We discussed the question of how many apps enterprises really have. He acknowledged that in the pharma industry the same app might be counted multiple times, because of slight variations in a drug. However, he said their other clients had a wide range of apps and had come to the point that they were addressing managing apps rather than devices, or just basic features such as mail and calendar. Data from an IBM customer survey showed that “heavily mobile organizations” were managing an average of 472 apps.

Dale explained that the proliferation of apps was driving home to enterprises how big an issue mobile, meaning EMM, really was. “It makes them realize they need a platform that can scale,” he added. Some clients are already in the second or third version of their mobile management platforms.

Originally this replacement of platforms was driven by the need to accommodate more devices, more users, now it is being driven by the need to manage apps. EMM is therefore a core need.
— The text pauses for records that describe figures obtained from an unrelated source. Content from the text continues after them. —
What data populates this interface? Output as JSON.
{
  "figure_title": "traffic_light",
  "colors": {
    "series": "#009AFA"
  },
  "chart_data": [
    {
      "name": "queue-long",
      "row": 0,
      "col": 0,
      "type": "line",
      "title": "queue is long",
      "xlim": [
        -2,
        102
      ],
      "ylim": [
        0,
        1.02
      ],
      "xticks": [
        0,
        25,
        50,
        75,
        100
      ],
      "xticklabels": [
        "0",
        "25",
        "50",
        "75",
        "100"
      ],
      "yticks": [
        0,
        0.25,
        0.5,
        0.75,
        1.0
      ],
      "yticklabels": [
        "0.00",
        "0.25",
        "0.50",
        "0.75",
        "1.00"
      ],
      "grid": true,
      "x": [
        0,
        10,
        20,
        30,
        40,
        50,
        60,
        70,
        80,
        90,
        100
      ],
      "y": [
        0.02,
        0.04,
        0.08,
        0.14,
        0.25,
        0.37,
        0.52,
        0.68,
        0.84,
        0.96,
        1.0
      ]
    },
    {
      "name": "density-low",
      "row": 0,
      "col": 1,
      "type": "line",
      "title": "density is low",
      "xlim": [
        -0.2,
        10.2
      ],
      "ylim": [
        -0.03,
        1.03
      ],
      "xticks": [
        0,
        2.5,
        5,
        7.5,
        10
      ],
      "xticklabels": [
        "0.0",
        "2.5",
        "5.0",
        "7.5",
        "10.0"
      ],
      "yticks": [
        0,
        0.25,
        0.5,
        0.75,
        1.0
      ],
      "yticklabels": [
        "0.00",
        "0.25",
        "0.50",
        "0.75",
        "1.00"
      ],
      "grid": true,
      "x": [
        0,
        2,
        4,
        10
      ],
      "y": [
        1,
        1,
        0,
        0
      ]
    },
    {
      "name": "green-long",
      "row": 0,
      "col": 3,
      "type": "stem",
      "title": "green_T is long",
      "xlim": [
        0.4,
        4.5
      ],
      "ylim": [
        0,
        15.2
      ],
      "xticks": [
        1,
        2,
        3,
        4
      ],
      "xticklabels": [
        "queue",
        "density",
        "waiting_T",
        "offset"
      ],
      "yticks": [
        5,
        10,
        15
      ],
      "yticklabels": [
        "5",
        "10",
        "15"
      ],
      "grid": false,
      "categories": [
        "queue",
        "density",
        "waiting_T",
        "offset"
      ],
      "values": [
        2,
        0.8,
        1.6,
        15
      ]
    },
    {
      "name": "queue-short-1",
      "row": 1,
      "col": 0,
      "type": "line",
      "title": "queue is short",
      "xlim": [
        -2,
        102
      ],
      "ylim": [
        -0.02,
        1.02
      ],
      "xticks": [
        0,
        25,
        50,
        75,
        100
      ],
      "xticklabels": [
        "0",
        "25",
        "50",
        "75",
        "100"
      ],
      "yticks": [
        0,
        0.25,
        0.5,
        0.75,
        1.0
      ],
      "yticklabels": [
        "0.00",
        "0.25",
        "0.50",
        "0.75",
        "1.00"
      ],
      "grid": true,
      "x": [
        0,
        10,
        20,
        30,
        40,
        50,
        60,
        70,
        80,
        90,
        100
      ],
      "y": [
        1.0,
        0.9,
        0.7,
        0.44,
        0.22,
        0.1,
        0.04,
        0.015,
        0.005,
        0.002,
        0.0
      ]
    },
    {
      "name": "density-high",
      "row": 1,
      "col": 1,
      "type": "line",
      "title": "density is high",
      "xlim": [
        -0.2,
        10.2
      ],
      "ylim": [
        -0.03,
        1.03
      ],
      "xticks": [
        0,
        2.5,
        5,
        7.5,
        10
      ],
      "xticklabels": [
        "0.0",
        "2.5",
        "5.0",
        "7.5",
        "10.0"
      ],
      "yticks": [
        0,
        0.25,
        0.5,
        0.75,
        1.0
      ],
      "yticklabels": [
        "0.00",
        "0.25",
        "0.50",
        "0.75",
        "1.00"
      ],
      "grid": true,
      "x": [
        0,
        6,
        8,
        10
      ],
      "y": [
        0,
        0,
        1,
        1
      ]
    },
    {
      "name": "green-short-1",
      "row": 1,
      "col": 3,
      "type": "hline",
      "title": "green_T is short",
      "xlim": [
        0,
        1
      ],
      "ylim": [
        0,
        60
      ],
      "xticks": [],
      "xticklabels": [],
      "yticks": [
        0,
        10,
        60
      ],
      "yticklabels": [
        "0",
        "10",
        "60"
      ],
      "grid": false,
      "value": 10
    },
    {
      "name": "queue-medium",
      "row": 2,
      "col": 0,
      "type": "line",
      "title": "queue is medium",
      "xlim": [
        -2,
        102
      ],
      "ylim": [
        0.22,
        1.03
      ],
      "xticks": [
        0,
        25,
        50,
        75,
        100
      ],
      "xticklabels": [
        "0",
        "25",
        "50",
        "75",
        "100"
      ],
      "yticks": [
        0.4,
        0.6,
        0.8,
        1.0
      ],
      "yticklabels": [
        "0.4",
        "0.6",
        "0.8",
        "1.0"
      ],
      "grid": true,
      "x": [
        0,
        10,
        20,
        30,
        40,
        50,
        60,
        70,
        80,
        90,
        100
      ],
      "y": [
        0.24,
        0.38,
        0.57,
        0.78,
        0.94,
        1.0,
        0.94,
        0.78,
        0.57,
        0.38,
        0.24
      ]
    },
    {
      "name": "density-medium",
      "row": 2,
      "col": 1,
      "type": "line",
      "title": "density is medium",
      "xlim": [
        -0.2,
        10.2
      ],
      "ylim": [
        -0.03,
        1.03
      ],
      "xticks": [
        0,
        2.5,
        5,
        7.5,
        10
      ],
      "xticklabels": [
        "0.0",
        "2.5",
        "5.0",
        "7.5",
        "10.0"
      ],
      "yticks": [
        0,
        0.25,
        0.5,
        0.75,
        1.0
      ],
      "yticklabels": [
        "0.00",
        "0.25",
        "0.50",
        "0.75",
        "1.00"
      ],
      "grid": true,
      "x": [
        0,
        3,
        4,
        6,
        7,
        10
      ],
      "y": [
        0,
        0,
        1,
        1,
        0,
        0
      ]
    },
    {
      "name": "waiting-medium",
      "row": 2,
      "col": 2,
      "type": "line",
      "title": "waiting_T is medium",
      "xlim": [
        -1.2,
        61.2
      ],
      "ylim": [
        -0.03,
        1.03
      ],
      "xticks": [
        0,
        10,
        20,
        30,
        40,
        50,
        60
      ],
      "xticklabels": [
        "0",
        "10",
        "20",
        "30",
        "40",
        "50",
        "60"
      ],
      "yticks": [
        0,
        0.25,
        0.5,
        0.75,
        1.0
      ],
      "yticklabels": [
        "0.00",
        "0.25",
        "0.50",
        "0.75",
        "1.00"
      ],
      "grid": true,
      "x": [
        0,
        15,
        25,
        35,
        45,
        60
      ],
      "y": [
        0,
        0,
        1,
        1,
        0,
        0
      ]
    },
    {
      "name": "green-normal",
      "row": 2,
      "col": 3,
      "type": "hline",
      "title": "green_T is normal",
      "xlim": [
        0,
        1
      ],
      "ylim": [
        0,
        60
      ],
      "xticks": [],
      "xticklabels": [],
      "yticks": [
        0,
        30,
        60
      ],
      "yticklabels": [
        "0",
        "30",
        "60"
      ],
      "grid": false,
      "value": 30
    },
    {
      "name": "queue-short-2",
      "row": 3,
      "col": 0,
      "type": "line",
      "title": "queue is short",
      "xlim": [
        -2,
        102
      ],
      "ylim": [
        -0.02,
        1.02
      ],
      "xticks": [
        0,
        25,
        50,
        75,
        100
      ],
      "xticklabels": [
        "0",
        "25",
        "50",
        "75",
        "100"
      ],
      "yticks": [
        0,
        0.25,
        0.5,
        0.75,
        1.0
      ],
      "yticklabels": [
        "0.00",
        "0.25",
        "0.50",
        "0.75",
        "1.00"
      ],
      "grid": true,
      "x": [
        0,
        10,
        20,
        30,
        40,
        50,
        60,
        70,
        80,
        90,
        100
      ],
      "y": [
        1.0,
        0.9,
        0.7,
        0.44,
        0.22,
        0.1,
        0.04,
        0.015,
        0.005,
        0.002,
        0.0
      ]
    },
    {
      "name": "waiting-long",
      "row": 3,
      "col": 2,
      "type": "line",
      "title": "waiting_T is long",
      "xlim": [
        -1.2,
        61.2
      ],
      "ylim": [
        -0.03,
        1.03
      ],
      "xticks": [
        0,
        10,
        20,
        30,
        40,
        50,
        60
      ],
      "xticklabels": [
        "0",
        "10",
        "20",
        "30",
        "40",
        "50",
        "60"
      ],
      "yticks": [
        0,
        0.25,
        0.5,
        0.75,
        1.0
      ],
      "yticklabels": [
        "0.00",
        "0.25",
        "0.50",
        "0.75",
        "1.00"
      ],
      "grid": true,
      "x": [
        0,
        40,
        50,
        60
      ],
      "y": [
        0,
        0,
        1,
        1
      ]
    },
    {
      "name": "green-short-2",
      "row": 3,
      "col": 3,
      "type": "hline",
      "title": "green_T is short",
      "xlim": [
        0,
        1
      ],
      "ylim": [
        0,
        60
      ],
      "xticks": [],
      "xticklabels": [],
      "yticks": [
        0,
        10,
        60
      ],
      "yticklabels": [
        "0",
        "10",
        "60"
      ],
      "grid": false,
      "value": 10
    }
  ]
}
There is a convergence of buying power between CIOs and LOB (line of business) managers occurring as apps management comes to the fore. There are new use cases being dealt with and new security requirements.

IBM & Apple

Gyure emphasized that MaaS360 is also at the core of MobileFirst for iOS, IBM’s partnership with Apple. The companies had delivered 100 vertically oriented apps to be used on iOS devices as of end of year 2015. The need to manage these apps provided “a noticeable lift in MaaS360 business,” Gyure stated. This occurred among major enterprises in aviation and finance, for example.

Mobile cloud convergence is a big factor in what is happening among enterprises, according to Gyure. Cloud adoption is moving in the direction of favoring SaaS. There are substantial operating budgets available for SaaS, rather than companies’ relying on capex for equipment.

“Mobile,” Gyure explains, “moves fast and it is leading to using the cloud.” They are getting more integration requests as companies move to the cloud and companies are looking for content management as well. Security is a necessary layering on top of all this.